A New Bone Marrow Transplant

Search a textbook for adult hemogenic endothelial cells and one would likely come up empty. In scientific literature, these cells — which give rise to blood and enable the body to regenerate it for the duration of life — exist only during fetal development and disappear soon after birth.

But Weill Cornell biologist Vladislav Sandler is challenging conventional wisdom. After scouring blood vessels in various organs through the human body, Dr. Sandler recently spotted a small cluster of cells in an adult liver that has the same signature of these progenitor cells — including their regenerative abilities. Using advanced research techniques, Dr. Sandler, a faculty instructor at Weill Cornell who is being recruited for the Department of Medicine, demonstrated that adult hemogenic endothelial cells can reactivate and generate blood cells that closely resemble bone marrow stem cells — the building blocks of blood necessary for life. He then transplanted them into immune-deficient mice and discovered that the engineered cells were capable of regenerating the rodents' blood system, just as they do during embryonic development. The Daedalus Fund grant will allow Dr. Sandler to further test these cells in mice to determine how fast they take hold and how many are needed for successful regeneration.

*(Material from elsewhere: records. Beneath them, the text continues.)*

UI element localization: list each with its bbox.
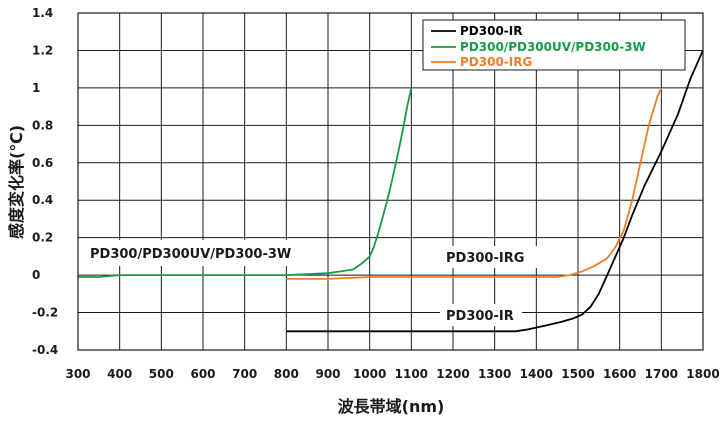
x-tick-label: 400 — [107, 367, 132, 381]
series-lines — [78, 50, 704, 333]
legend: PD300-IR PD300/PD300UV/PD300-3W PD300-IR… — [422, 19, 686, 71]
x-tick-label: 600 — [190, 367, 215, 381]
x-tick-label: 1100 — [395, 367, 428, 381]
y-axis-title: 感度変化率(℃) — [7, 125, 26, 239]
annotation-pd300-ir: PD300-IR — [446, 309, 514, 324]
x-tick-label: 1000 — [353, 367, 386, 381]
x-tick-labels: 300 400 500 600 700 800 900 1000 1100 1200 1300 140… — [65, 367, 719, 381]
x-axis-title: 波長帯域(nm) — [338, 397, 445, 416]
legend-label-pd300-3w: PD300/PD300UV/PD300-3W — [460, 40, 646, 54]
x-tick-label: 1800 — [686, 367, 719, 381]
x-tick-label: 300 — [65, 367, 90, 381]
series-line — [78, 87, 413, 278]
x-tick-label: 1600 — [603, 367, 636, 381]
y-tick-label: 0 — [32, 268, 40, 282]
legend-label-pd300-ir: PD300-IR — [460, 24, 523, 38]
annotation-pd300-3w: PD300/PD300UV/PD300-3W — [90, 247, 291, 262]
y-tick-label: -0.4 — [32, 343, 58, 357]
x-tick-label: 800 — [274, 367, 299, 381]
annotation-bg-green — [86, 240, 292, 266]
legend-box — [422, 19, 686, 71]
y-tick-label: 1.2 — [32, 43, 53, 57]
x-tick-label: 1300 — [478, 367, 511, 381]
y-tick-label: 0.4 — [32, 193, 53, 207]
annotation-bg-irg — [438, 246, 542, 268]
curve-annotations: PD300/PD300UV/PD300-3W PD300-IRG PD300-I… — [86, 240, 542, 326]
plot-frame — [77, 12, 704, 351]
y-tick-label: 1.4 — [32, 6, 53, 20]
series-line — [286, 50, 704, 333]
x-tick-label: 1700 — [645, 367, 678, 381]
y-tick-label: 0.8 — [32, 118, 53, 132]
annotation-bg-ir — [440, 304, 522, 326]
x-tick-label: 500 — [149, 367, 174, 381]
y-tick-label: -0.2 — [32, 306, 58, 320]
x-tick-label: 700 — [232, 367, 257, 381]
y-tick-labels: -0.4 -0.2 0 0.2 0.4 0.6 0.8 1 1.2 1.4 — [32, 6, 58, 357]
x-tick-label: 1500 — [561, 367, 594, 381]
y-tick-label: 0.6 — [32, 156, 53, 170]
legend-label-pd300-irg: PD300-IRG — [460, 55, 532, 69]
series-line — [286, 87, 663, 280]
y-tick-label: 1 — [32, 81, 40, 95]
x-tick-label: 1400 — [520, 367, 553, 381]
x-tick-label: 1200 — [436, 367, 469, 381]
y-tick-label: 0.2 — [32, 231, 53, 245]
x-tick-label: 900 — [315, 367, 340, 381]
annotation-pd300-irg: PD300-IRG — [446, 251, 524, 266]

If the regenerative and transplantable properties of adult hemogenic endothelial cells can be replicated in humans, the finding could benefit the millions of patients with blood disorders — thalassemia, sickle cell and other genetic diseases, blood cancers and even infections like HIV — for which the most common cure is matched bone marrow transplants. Dr. Sandler hopes that patients' own cells can be used to generate blood stem cells free of the defects that caused the original disease, and then re-transplanted into the patients' bodies to treat their conditions.

"This grant is the greatest validation to any doubts that I may have had," Dr. Sandler said. "This gives me an opportunity to check this hypothesis. And it says that Weill Cornell is interested in promoting its own people, giving them the opportunity to do something both fundamentally important for science and potentially important for patients."